Dalam kesempatan yang sama Ketua Panitia Pelaksanaan 5G Ekonomi Rendezvous Vian HN mengungkapkan, dengan acara ini akan semakin meningkatkan bounding antar alumni dan almamater.
“Setelah lulus kuliah, biasanya bounding antar alumni hanya terjalin melalui ritual reuni tahunan saja. Melalui acara ini kami harapkan bukan hanya bounding angkatan ataupun jurusan ansikh,namun juga keterikatan dengan almamater yang ingin kami wujudkan,” paparnya.
Acara 5G Ekonomi Randezvous ini dilaksanakan di Gedung Serbaguna Senayan ini sedikitnya dihadiri ratusan alumni FEB Universitas Trisakti yang tersebar diberbagai instansi pemerintahan, BUMN, BUMS, maupun di legislatif.
Termasuk salah satunya Direktur Jenderal Imigrasi Republik Indonesia, Kementerian Hukum dan Hak Asasi Manusia yang juga sebagai Ketua Umum Ikatan Alumni Trisakti Silmy Karim.

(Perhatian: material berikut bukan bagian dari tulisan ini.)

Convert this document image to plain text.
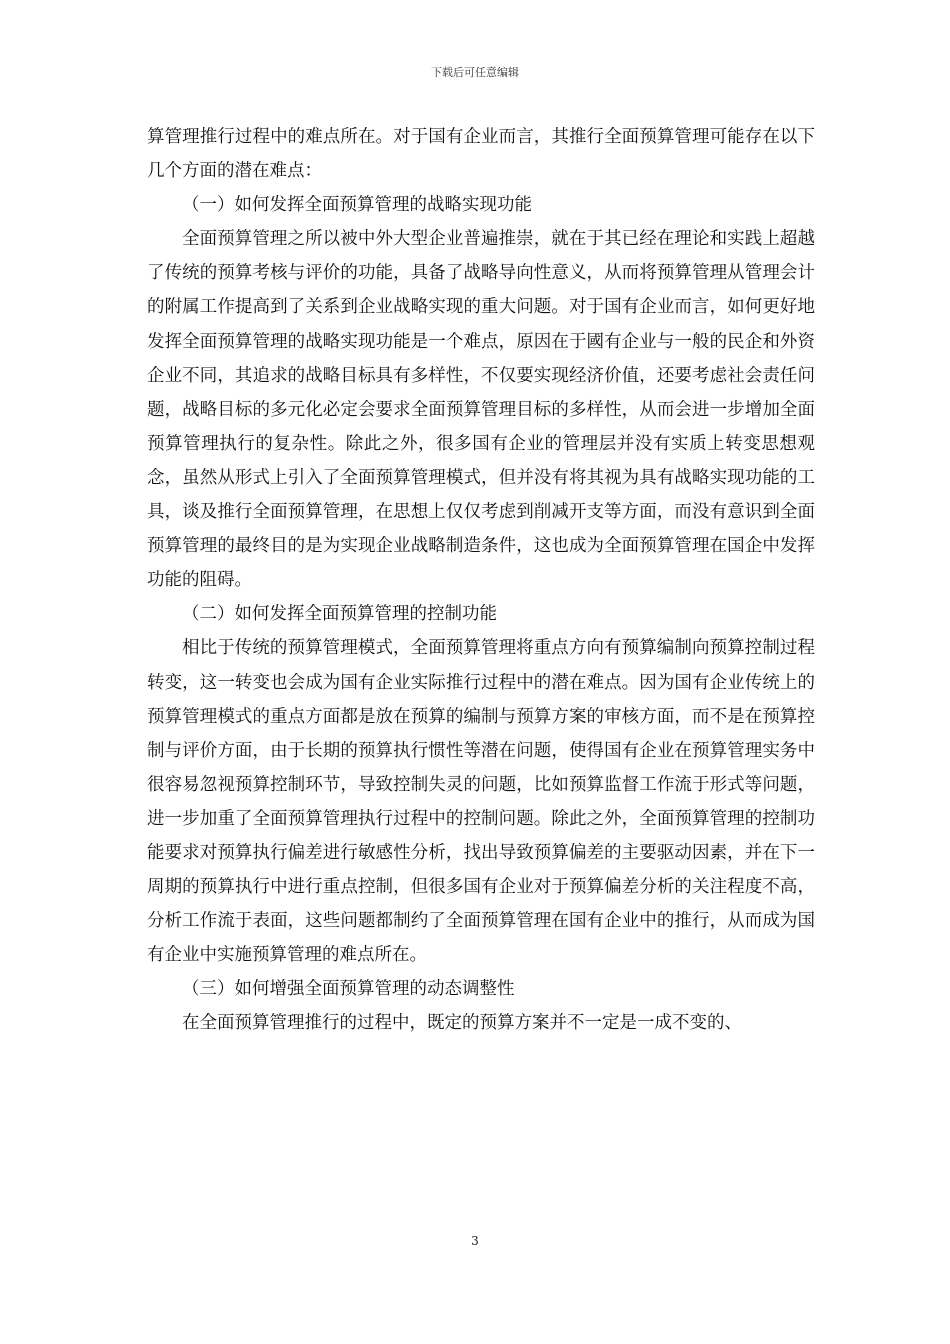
下载后可任意编辑

算管理推行过程中的难点所在。对于国有企业而言，其推行全面预算管理可能存在以下几个方面的潜在难点：

（一）如何发挥全面预算管理的战略实现功能

全面预算管理之所以被中外大型企业普遍推崇，就在于其已经在理论和实践上超越了传统的预算考核与评价的功能，具备了战略导向性意义，从而将预算管理从管理会计的附属工作提高到了关系到企业战略实现的重大问题。对于国有企业而言，如何更好地发挥全面预算管理的战略实现功能是一个难点，原因在于國有企业与一般的民企和外资企业不同，其追求的战略目标具有多样性，不仅要实现经济价值，还要考虑社会责任问题，战略目标的多元化必定会要求全面预算管理目标的多样性，从而会进一步增加全面预算管理执行的复杂性。除此之外，很多国有企业的管理层并没有实质上转变思想观念，虽然从形式上引入了全面预算管理模式，但并没有将其视为具有战略实现功能的工具，谈及推行全面预算管理，在思想上仅仅考虑到削减开支等方面，而没有意识到全面预算管理的最终目的是为实现企业战略制造条件，这也成为全面预算管理在国企中发挥功能的阻碍。

（二）如何发挥全面预算管理的控制功能

相比于传统的预算管理模式，全面预算管理将重点方向有预算编制向预算控制过程转变，这一转变也会成为国有企业实际推行过程中的潜在难点。因为国有企业传统上的预算管理模式的重点方面都是放在预算的编制与预算方案的审核方面，而不是在预算控制与评价方面，由于长期的预算执行惯性等潜在问题，使得国有企业在预算管理实务中很容易忽视预算控制环节，导致控制失灵的问题，比如预算监督工作流于形式等问题，进一步加重了全面预算管理执行过程中的控制问题。除此之外，全面预算管理的控制功能要求对预算执行偏差进行敏感性分析，找出导致预算偏差的主要驱动因素，并在下一周期的预算执行中进行重点控制，但很多国有企业对于预算偏差分析的关注程度不高，分析工作流于表面，这些问题都制约了全面预算管理在国有企业中的推行，从而成为国有企业中实施预算管理的难点所在。

（三）如何增强全面预算管理的动态调整性

在全面预算管理推行的过程中，既定的预算方案并不一定是一成不变的、

3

Senada dengan hal tersebut, Ketua IKA FEB Universitas Trisakti M.Arif Pahlevi Pangerang menyampaikan bahwa anggota IKA FEB Universitas Trisakti harus terus memupuk semangat kebersamaan, apalagi saat ini Indonesia akan memasuki tahun-tahun politik.
“Saya selalu mengingatkan, mari jaga soliditas kita, kita jaga kekeluargaan kita, kita jaga kebersamaan kita. Sebab inti dari sebuah Ikatan Alumni adalah semangat kekeluargaan dan kebersamaan. Bersama kita semakin kuat, tercerai berai kita tidak akan dilihat,” ucapnya.
Pahlevi menyadari bahwa potensi IKA FEB Universitas Trisakti sangatlah besar, oleh karenanya, ia mengingatkan meskipun berbeda kepentingan ataupun jalur politik yang diambil, namun ikatan kekeluargaan sebagai alumni FEB Universitas Trisakti terus dilakukan.
“Kita bisa beda bendera, beda tempat mengabdi, beda garis politik. Namun dengan keragaman ini yang akan memperkuat IKA FEB Universitas Trisakti. Oleh karenanya mari kita pupuk semangat kebersamaan dan kekeluargaan sesama alumni,” tutup Levi. (*)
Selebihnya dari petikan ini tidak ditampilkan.